« C’est une décentralisation à la togolaise qu’on veut faire ici, il faut le dire. Il ne faut pas attendre que nous exercions nos prérogatives pour tenter de nous en empêcher ». Jean-Pierre Fabre est convaincu que le pouvoir ne veut pas d’une décentralisation de bonne foi, comme sous d’autres cieux. En marge de l’opération de mise en terre de plants, mercredi 1er juin dernier, sur le « Boulevard Sylvanus Olympio », le maire du Golfe 4 a exprimé son état d’âme et dit tout le mal qu’il pense des manœuvres subies par le conseil municipal et sa personne, depuis la décision prise par délibération (du conseil municipal) de débaptiser et renommer treize (13) rues du ressort territorial de la commune. Processus qui voit le ministre de l’Administration territoriale, de la Décentralisation et du Développement des territoires Payadowa Boukpessi et le Préfet du Golfe Kossi Dzinyefa Atabuh s’y opposer, par le biais de courriers et/ou notes.
Au conseil des ministres du lundi 30 mai dernier, il a été adopté un avant-projet de loi portant modification de la loi n° 2007-011 du 13 mars 2007 relative à la décentralisation et aux libertés locales modifiée par la loi n° 2018-003 du 31 janvier 2018, la loi n° 2019-006 du 26 juin 2019 et la loi n° 2021-020 du 11 octobre 2021. Il est présenté comme le fruit de leçons tirées des trois (03) ans de mise en œuvre des différents textes relatifs à la décentralisation et aux libertés locales et serait destiné à « apporter des clarifications sur les dispositions relatives au rôle de coordination dévolu aux conseils régionaux ; à l’interprétation de certaines compétences par les collectivités territoriales ; à la destitution du maire et de ses adjoints ».
Dans le même sillage, la rencontre gouvernementale a examiné et adopté un avant-projet de loi modifiant la loi n° 2019-018 portant attributions et fonctionnement du District autonome du Grand Lomé.

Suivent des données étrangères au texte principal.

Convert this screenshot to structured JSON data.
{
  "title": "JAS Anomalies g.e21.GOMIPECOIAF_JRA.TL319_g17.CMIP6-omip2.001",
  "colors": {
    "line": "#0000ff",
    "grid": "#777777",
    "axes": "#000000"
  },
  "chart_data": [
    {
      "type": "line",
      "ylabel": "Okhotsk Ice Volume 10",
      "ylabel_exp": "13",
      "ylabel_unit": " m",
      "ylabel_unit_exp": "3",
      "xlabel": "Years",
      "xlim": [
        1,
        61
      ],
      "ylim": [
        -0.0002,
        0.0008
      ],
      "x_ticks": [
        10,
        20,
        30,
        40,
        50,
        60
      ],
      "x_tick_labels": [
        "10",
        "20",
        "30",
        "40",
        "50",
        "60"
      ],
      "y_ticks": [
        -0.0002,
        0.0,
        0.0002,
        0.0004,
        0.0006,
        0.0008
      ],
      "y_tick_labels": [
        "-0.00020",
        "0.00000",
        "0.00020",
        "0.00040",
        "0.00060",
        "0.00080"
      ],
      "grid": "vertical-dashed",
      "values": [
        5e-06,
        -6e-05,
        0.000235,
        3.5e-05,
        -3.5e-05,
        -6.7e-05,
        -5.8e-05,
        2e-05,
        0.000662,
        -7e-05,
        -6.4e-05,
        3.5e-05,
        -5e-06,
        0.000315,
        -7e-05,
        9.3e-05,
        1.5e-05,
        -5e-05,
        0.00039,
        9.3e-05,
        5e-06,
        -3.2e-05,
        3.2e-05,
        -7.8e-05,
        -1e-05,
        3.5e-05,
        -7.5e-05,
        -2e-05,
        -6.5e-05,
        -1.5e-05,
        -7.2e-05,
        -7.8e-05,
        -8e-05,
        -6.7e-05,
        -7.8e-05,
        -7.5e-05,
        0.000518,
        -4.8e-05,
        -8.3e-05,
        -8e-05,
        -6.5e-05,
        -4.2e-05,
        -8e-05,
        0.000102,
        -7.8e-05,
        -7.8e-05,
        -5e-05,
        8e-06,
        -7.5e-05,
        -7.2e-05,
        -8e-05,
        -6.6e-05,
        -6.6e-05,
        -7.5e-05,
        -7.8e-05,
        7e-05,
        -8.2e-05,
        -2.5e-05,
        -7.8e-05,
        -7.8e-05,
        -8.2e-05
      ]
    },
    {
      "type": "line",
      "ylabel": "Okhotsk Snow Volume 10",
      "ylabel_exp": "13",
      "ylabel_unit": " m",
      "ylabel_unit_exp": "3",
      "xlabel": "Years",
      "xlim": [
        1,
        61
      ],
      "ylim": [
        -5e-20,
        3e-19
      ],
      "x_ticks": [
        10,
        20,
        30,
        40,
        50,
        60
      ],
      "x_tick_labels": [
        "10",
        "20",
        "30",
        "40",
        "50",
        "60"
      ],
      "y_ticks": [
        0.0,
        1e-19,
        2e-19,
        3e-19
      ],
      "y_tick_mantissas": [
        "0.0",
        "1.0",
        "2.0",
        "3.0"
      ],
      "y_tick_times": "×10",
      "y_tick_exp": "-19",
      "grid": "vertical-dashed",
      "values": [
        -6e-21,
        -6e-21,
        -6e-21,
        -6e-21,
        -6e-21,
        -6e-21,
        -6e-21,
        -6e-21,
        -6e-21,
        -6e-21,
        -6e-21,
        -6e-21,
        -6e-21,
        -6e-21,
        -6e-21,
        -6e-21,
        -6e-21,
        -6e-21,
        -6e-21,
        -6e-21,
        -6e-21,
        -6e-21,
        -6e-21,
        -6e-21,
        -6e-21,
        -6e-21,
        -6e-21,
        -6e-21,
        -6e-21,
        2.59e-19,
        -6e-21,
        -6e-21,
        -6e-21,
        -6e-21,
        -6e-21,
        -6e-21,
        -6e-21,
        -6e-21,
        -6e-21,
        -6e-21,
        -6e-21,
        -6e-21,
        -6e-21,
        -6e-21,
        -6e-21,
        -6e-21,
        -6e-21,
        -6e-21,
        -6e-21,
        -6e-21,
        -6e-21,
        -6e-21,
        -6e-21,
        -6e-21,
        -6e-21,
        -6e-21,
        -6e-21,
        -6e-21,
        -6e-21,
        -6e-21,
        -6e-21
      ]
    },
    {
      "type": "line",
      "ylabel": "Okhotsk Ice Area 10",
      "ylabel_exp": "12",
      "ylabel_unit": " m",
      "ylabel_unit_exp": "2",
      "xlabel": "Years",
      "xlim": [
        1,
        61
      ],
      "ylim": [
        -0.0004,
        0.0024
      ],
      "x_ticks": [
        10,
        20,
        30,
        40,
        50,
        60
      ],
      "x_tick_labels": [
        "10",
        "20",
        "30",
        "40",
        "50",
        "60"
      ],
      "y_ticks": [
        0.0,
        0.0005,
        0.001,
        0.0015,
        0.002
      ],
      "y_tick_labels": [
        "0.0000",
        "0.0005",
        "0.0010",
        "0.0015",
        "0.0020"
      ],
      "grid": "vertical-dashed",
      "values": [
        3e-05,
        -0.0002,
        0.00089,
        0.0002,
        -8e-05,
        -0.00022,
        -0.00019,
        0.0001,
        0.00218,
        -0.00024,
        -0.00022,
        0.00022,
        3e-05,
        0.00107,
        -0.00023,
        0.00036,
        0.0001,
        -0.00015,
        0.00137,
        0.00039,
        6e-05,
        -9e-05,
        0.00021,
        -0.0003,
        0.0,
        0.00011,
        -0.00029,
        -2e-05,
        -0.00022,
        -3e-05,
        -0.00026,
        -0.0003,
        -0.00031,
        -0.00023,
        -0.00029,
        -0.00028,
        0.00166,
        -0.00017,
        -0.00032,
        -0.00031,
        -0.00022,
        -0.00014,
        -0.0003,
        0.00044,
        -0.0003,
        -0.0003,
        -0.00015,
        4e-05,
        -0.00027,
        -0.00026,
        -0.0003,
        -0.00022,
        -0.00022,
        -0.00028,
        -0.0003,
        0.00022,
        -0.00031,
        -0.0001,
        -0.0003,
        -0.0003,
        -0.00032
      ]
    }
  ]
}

Objectif, a indiqué le communiqué final, «clarifier et détailler les attributions des différentes collectivités territoriales qui cohabitent sur le territoire du District autonome afin de faciliter l’opérationnalisation intégrale du District autonome » et « régler la question de la coordination d’activités exécutées dans le cadre de compétences exercées par les treize (13) communes en vue de s’assurer de la même qualité de tâches, en particulier, celle relative à la salubrité dans l’ensemble de la capitale ».
Les observateurs avisés ont vite fait de lier, à tort ou à raison, l’adoption en perspective de ces textes à l’initiative de la mairie du Golfe 4 et à la volonté du régime de l’empêcher de procéder au changement de l’adressage des rues. Le maire lui-même en convaincu de manœuvres dans ce sens. « Dans tous les pays du monde, l’adressage est confié à la commune (…) Regardez un peu comment ça se passe dans les autres pays. Vous-mêmes vous avez applaudi lorsque le maire de Ziguinchor Ousmane Sonko a procédé à la modification des dénominations des voies. D’où vient qu’ici, ça ne soit pas une prérogative dévolue à la commune ? C’est une invention, une décentralisation à la togolaise qu’on veut faire ici, il faut le dire. Il ne faut pas attendre que nous exercions nos prérogatives pour tenter de nous en empêcher», a-t-il pesté lorsque la question lui a été posée.
Jean-Pierre Fabre est même indisposé par l’indifférence de tous les autres maires. « Si on était dans un Etat démocratique, de droit, la fameuse note par laquelle le ministre de l’Administration territoriale tente d’annuler une délibération d’un conseil municipal alors qu’il n’en a pas compétence, aurait suscité une levée de boucliers des 116 (autres) maires », a-t-il regretté, et de dire, sentencieux : « Si on veut faire la décentralisation, on la fait. Mais si on veut s’amuser à nous rendre complice d’une décentralisation frelatée, moi je n’y participe pas ».